By Frank Lukwago, New Vision/NECJOGHA
Over 500 farmers have dragged Continental Tobacco Uganda Limited to court, demanding sh2.5b in compensation for breach of contract.
The farmers dragged the company to the Civil Division of the High Court alongside the Attorney General, who is the principal legal adviser of Government.
The farmers are seeking payment of sh2.5b for supplying tobacco to Continental Tobacco Uganda, a company licensed to buy and process tobacco.
According to court documents filed on Wednesday last week, the company sponsored tobacco farmers in 2017 and 2018 as authorized by Government.
The farmers allege that they entered into a contract with the company to grow tobacco. Under the contract seen by New Vision, the plaintiffs were registered and recognized as company farmers and grew tobacco as advised by the company.
“We did not sell the harvested crop to any other party and could not enter into similar contracts during the contract period,” the farmers contend in their document.
Court documents indicate that under the contract, the company extended loans to farmers in form of farm inputs and in the course of time or harvests to recover the loans from sales by the farmers.
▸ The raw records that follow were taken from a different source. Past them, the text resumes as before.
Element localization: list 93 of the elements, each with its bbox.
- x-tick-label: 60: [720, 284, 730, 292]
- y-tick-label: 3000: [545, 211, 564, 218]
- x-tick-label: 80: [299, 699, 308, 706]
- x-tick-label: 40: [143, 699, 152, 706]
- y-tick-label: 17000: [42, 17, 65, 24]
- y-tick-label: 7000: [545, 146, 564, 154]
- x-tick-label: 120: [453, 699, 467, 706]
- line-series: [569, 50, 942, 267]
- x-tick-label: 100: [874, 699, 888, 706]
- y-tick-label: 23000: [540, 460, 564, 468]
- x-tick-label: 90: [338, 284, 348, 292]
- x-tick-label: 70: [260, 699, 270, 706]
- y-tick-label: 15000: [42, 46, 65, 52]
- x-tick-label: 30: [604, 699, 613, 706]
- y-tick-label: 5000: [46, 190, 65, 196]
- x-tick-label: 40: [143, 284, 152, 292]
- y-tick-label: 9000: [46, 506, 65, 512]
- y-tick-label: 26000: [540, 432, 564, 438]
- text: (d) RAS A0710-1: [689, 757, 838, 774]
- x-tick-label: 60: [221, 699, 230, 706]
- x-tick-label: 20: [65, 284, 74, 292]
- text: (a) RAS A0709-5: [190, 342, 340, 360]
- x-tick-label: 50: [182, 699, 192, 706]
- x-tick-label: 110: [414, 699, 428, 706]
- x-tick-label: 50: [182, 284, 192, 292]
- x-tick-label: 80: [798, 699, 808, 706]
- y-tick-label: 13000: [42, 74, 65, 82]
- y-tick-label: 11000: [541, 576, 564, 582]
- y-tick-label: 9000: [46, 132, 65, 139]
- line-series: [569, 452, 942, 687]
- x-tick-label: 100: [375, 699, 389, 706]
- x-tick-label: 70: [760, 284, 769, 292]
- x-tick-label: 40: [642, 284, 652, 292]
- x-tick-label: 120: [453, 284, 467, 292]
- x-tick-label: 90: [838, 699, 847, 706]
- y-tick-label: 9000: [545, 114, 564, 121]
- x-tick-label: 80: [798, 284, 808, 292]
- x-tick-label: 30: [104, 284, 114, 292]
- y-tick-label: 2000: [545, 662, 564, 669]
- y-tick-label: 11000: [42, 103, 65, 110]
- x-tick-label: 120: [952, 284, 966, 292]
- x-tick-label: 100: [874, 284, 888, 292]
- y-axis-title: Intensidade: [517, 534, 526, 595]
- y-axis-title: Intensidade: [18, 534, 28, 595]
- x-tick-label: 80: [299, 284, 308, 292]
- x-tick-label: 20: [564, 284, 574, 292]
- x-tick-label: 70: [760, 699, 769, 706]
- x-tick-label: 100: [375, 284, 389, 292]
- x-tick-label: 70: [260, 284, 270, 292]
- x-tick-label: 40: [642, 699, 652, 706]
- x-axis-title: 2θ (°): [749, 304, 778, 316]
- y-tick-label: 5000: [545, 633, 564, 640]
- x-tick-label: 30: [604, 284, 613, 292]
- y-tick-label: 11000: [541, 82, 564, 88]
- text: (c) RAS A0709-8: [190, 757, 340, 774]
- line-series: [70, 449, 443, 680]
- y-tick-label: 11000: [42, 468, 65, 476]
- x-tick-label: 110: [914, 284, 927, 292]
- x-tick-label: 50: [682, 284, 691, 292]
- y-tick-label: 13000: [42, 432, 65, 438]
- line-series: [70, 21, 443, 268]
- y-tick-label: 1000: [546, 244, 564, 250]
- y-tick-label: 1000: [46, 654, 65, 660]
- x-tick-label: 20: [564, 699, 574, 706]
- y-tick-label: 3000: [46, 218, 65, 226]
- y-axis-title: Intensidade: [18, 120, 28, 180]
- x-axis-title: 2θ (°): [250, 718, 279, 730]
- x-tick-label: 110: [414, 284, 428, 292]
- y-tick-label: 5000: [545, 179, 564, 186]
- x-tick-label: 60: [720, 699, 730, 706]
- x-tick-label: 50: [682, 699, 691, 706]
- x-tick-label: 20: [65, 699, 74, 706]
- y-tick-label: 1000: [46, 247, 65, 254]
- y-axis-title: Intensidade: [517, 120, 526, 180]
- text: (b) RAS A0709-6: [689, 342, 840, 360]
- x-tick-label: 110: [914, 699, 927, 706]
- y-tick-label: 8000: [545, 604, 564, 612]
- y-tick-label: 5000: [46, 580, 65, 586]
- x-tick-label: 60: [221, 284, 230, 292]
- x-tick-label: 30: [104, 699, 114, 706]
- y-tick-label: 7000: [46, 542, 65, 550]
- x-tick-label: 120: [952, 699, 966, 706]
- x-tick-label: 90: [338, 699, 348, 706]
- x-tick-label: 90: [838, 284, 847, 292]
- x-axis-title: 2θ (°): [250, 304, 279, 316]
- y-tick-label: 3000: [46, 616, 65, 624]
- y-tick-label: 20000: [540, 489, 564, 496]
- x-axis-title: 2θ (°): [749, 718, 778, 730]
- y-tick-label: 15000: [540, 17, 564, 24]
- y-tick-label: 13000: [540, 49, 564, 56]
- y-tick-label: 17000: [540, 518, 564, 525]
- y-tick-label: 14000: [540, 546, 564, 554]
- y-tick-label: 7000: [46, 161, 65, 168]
The company also extended loans to farmers in form of tobacco seeds, fertilisers and pesticides.
The farmers claim they grew tobacco as required by the company and delivered it for purchase at the different outlets operated by the company.
“The company received the tobacco and did issue to the plaintiffs receipts indicating how much tobacco was sold,” reads the plaint.
The farmers claim that the company is or, was statutorily required to pay them for the tobacco, in accordance with terms of the sponsorship agreement and the grade specification, in vain.
“The company purchased the tobacco in 2017 from the plaintiffs but has neglected, refused or failed to pay them.”
The farmers claim that due to the actions and omissions of the company, they have suffered loss of income for tobacco growing for which they seek special damages.
The claimants fault Government for failing to carry out its statutory supervisory duties relating to performance of the contracts entered into by them and the company.
The case is yet to be fixed for hearing.